Daryl Donjon, CEO and President of Wayne-White Counties Electric Cooperative, said the legislation was a “potentially devastating” prospect.
“It would allow the price of CO2 emissions to be established by Wall Street rather than Main Street,” he stressed. “It is an unfair tax to the Midwest and would raise electric rates by 80 percent.”
Shimkus said those who would “get hurt the most is rural America.”
“Estimates vary as to how much cap-and-trade will end up costing consumers. But electricity prices could go up somewhere between 44 and 129 percent. Gasoline prices could go up between 61 cents and $2.53 per gallon. Natural gas prices, for home heating and in fertilizer production, will go up between 108 and 146 percent,” Shimkus predicted.

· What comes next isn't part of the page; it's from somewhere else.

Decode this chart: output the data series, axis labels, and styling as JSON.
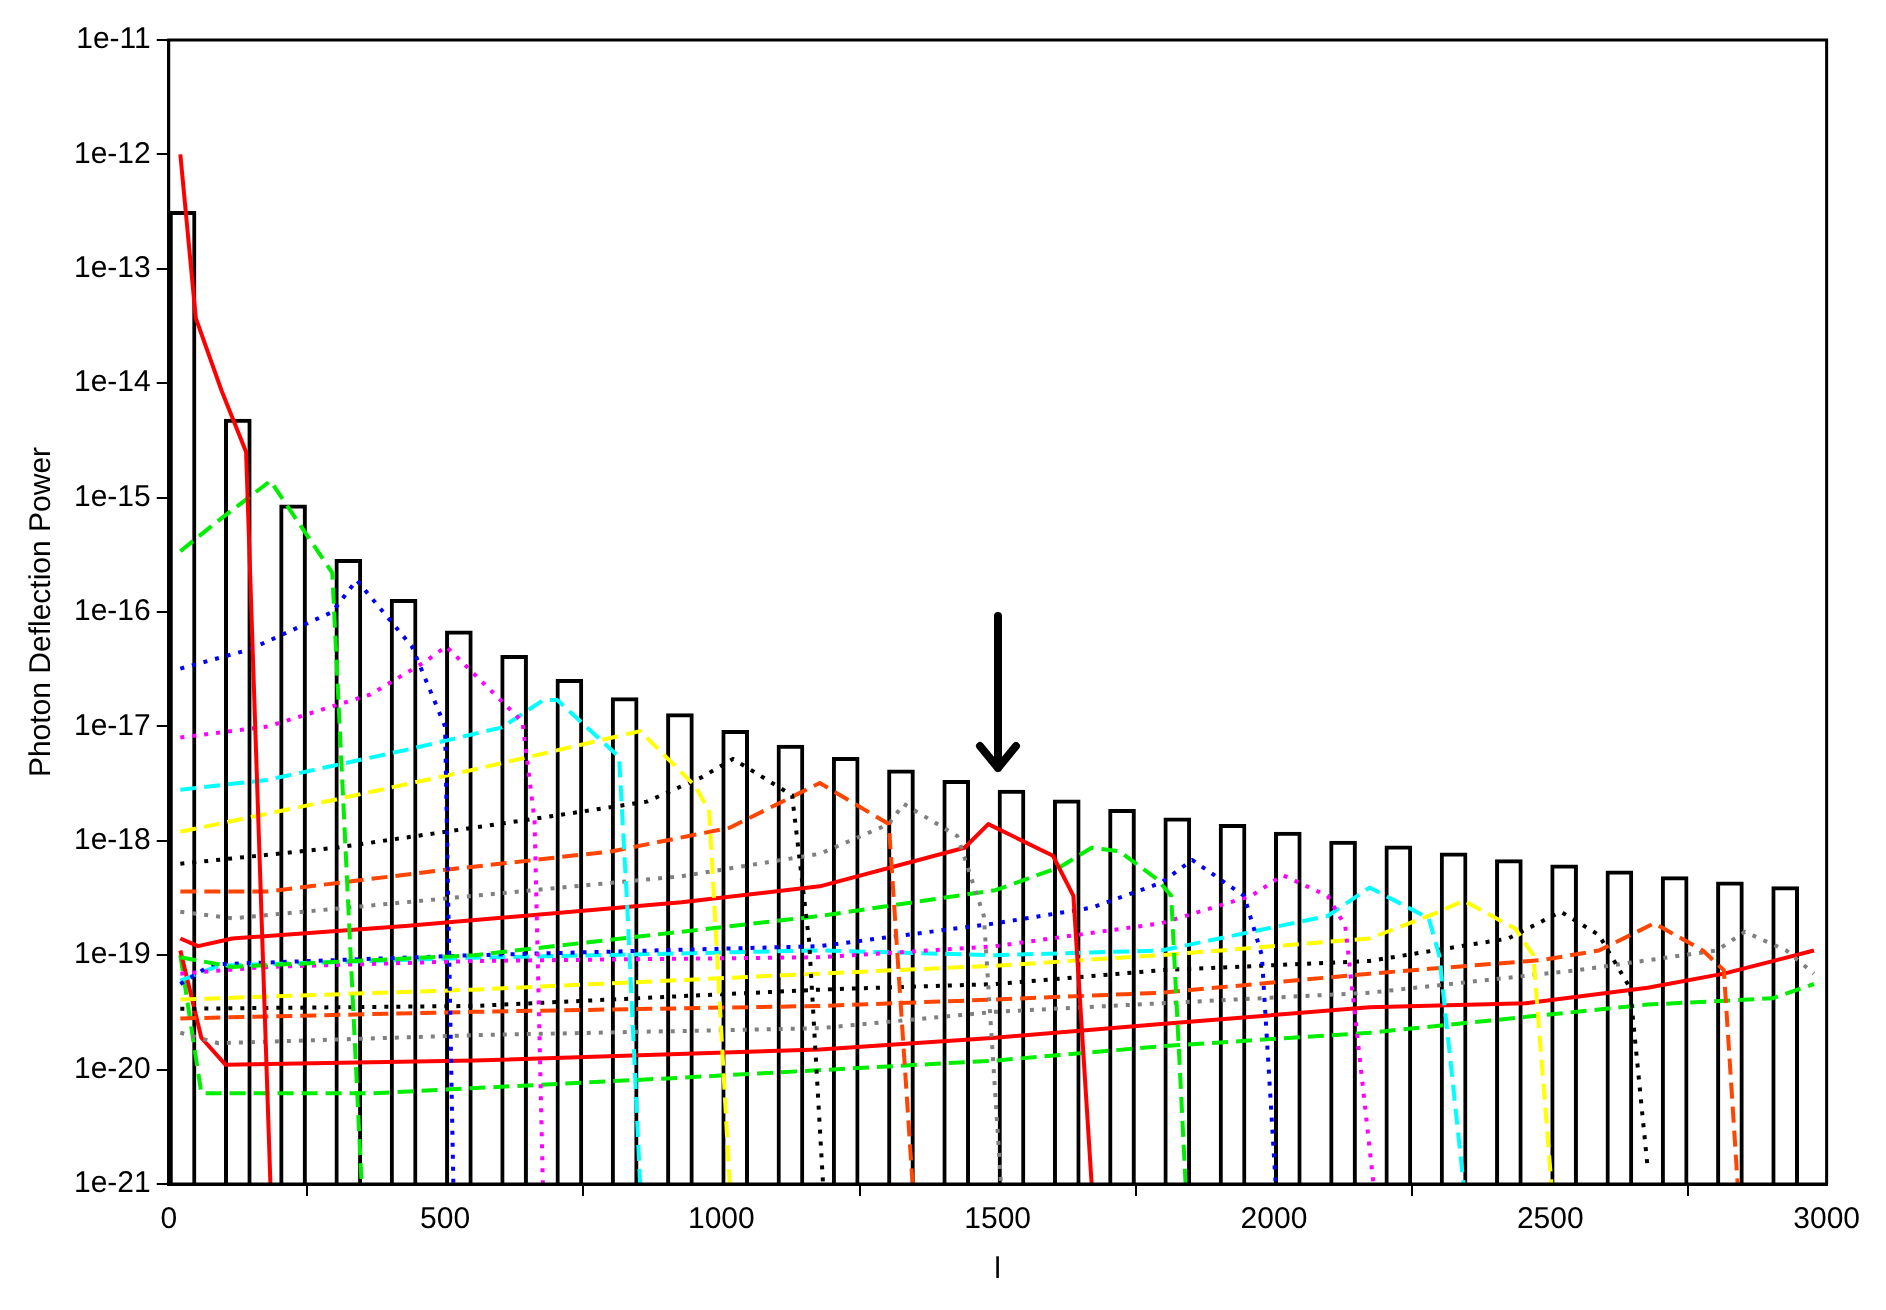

Shimkus’ opponents claim the legislation could help not only reduce energy bills, but save “Illinois households $810 per year.”
“Illinois residents don’t want scare tactics, they want solutions,” McGovern said. “Now is the time to transition to clean energy and create the thousands of jobs Illinois desperately needs.”
Others joining Shimkus during the press conference were McLeansboro Mayor Dick Deitz, Hamilton County Board chairman and Rend Lake College board member Dr. Donald Mitchell and Rend Lake College President Charley Holstein.